As the 11 a.m. bell rang from the Putnam county courthouse, Greencastle residents gathered on the lawn, as they have all summer, holding signs reading “Black lives matter,” and “End racism.”
First there were four. Then throughout the next hour, about 20 mostly older, white protesters showed up holding signs and chanting.
While protests have been seen across the nation, often focusing on violent confrontations in large cities, Greencastle community members have found their own steady voice.
Do what you can, where you’re at
Following the killing of George Floyd, Kayce Kean, a young Greencastle resident who wanted to get involved, first had planned to attend larger protests in Indianapolis. Then, her boyfriend suggested that she try to affect change in her own community.
That Saturday in early June, Kean and two others came out to the square for the first of many weekly rallies in Greencastle throughout this summer. Some weeks, the crowd has had more than 100 participants.
According to Kean, the community’s reaction to the rallies have been mixed. By 11:08 a.m. a shout came from a passing car: “All lives matter.”
“The first weekend we thought we would be overwhelmed by the amount of hate,” Kean said . “[Really it's been] more positive than negative, but the negative responses are just so deeply rooted.”
For Kean the negative feedback is what makes showing up week after week so important.
“People will yell dirty things, we saw it in person,” she said as another car drove past honking with their middle finger out the window.
The honks, both supportive and negative, blend into the group’s chants led by Therno Diallo, a staff member at DePauw Athletics. “No Justice,” he shouted, “No Peace,” the crowd responded. They went on like this with different slogans for the majority of the hour. Then the Noon bell rang and Kean suggested a water break.
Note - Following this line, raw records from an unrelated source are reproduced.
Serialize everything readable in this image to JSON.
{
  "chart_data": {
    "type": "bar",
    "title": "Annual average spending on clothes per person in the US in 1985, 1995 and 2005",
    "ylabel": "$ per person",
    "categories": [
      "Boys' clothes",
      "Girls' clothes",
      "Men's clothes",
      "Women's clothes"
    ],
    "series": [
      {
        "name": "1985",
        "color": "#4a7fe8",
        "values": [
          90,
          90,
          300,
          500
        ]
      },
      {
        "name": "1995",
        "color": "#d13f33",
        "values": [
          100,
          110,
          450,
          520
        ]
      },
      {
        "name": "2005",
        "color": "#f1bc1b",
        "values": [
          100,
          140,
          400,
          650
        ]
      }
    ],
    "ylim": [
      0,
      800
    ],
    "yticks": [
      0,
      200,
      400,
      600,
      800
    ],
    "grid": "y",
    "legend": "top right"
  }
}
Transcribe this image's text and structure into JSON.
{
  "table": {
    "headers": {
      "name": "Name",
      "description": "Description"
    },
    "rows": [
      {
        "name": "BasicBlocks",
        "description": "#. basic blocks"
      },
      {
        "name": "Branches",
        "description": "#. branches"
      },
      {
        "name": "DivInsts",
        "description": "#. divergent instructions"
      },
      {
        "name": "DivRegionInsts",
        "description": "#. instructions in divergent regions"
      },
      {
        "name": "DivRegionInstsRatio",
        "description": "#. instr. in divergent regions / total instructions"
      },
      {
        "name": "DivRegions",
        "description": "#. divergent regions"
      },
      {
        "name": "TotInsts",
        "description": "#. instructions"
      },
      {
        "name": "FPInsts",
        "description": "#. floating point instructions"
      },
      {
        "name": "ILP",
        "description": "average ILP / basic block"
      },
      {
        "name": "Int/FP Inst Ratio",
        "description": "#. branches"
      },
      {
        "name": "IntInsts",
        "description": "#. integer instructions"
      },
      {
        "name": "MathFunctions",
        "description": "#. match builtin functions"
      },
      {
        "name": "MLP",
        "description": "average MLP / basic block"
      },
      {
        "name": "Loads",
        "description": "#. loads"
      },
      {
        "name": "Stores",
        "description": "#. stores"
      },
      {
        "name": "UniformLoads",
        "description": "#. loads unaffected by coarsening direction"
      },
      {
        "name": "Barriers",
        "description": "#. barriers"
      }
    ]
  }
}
Across the street, quietly observing in a graphic tee that read “Papa bear,” Joseph Harris, VP of the Greencastle NAACP and CDI coordinator at DePauw, serves very much as a father figure for the protests.
In his role with NAACP, he is a mediator between protestors and Greencastle and Putnam county Police. Throughout the summer, Harris met with these organizations to work towards safe protests, and discuss issues like body cameras and protest policies.
The police have been open and receptive, according to Harris, as a result a majority of the protests are directed towards the national conversation and systemic issues.
The “Townies” and the students
As the presidential election approaches Harris has noticed “the rhetoric has increased.”
Additionally, students’ return to campus focuses the divide between Greencastle, a small rural city with over 90 percent white residents, and DePauw University, a Private Liberal Arts college with about 40 percent students of color (domestic and international).
In recent years there have been several bias incidents directed towards DePauw, perpetrated by community members. For Harris, the protests serve two goals that address this: bringing awareness and bringing people to the table.
“Not everyone here is what we think they are.” Harris said referencing an elederly white man at the protest holding a sign that read: “Saying I’m not racist is part of the problem.”
With students back in Greencastle, Kean and Diallo expressed interest in getting more students involved.
“We are trying to build the bridge between townies and students,” Kean said. “Letting the students know there is a community that supports them.”
Protests will continue at the courthouse for the next two Saturdays. Additionally, a Chalk the park event at Robe Ann Park is also scheduled for Sept. 27 5-9 p.m.